Each individual was asked a series of about 25 questions in an anonymous survey. The survey had specific questions with a policy-focus, but Nelson provided flexibility so the participants could openly give their thoughts and opinions.
The New Richmond data lined up with the national data, which showed interesting trends regarding needs and holes in the system and ideas of what could be done, Nelson said.
“I’m hoping that it will be really impactful for the community themselves,” she said.
New Richmond results
The survey of those experiencing homelessness in New Richmond found:
100% do not prefer to be homeless
This idea that those who are homeless prefer the lifestyle is a common misconception that Nelson said she heard often.
70% do not feel their voice is being heard and 100% want to share their voice
When looking at homelessness policies, people often turn to experts including politicians, executive directors or board members. While those people have incredible expertise, Nelson said they have never experienced homelessness themselves.

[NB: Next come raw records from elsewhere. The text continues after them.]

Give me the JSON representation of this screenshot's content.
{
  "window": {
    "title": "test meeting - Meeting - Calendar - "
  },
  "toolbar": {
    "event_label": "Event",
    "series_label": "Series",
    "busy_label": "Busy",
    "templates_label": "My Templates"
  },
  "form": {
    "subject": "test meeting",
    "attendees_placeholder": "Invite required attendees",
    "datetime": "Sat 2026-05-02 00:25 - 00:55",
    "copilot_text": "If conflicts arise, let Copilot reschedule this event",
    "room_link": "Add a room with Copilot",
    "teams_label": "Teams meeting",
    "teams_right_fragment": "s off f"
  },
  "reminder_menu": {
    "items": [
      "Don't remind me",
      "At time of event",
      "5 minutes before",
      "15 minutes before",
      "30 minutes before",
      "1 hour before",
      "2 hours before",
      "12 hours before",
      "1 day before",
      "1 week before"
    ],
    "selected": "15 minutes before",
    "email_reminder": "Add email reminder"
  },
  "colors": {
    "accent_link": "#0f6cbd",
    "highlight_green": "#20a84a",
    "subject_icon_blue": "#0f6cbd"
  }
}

“Individuals that I surveyed, they do overwhelmingly want to share their experience, they want to be helpful, they want to tell you what’s going on,” she said.
70% have never been asked to sit on a board or committee
Of the 30% of those who have been asked, the survey found two-thirds felt it was a placating gesture as opposed to at a full capacity.
The main thing the community wanted people to understand is their firsthand, lived experience, Nelson said.
The issue is about more than just getting a job or getting shelter, as the personal stories Nelson heard showed.
“It’s all of these things that integrate together to create the complex web of success that we all have to work through,” Nelson said.
One woman became homeless after getting a degenerative eye disorder that was not covered by her employee healthcare. The medical bills stacked up and she lost her car and home. Another woman who was homeless received necessary assistance until she got a minimum wage job, and then all assistance stopped. She was still behind on payments at the time though, and she became homeless again. Three more months of assistance would have helped her stay fully on her feet, Nelson said.
Many stories showed that a greater investment in people up front would save the system money in the long run.
“If you’re not in those shoes or if you’re not meeting that population where they’re at and allowing for that honest, open, candid and anonymous conversation, it kind of makes it hard to fully understand some of that stuff,” Nelsons said.
Nelson hopes her study can serve as a megaphone to amplify the voices of those who are living through the issue and know it best.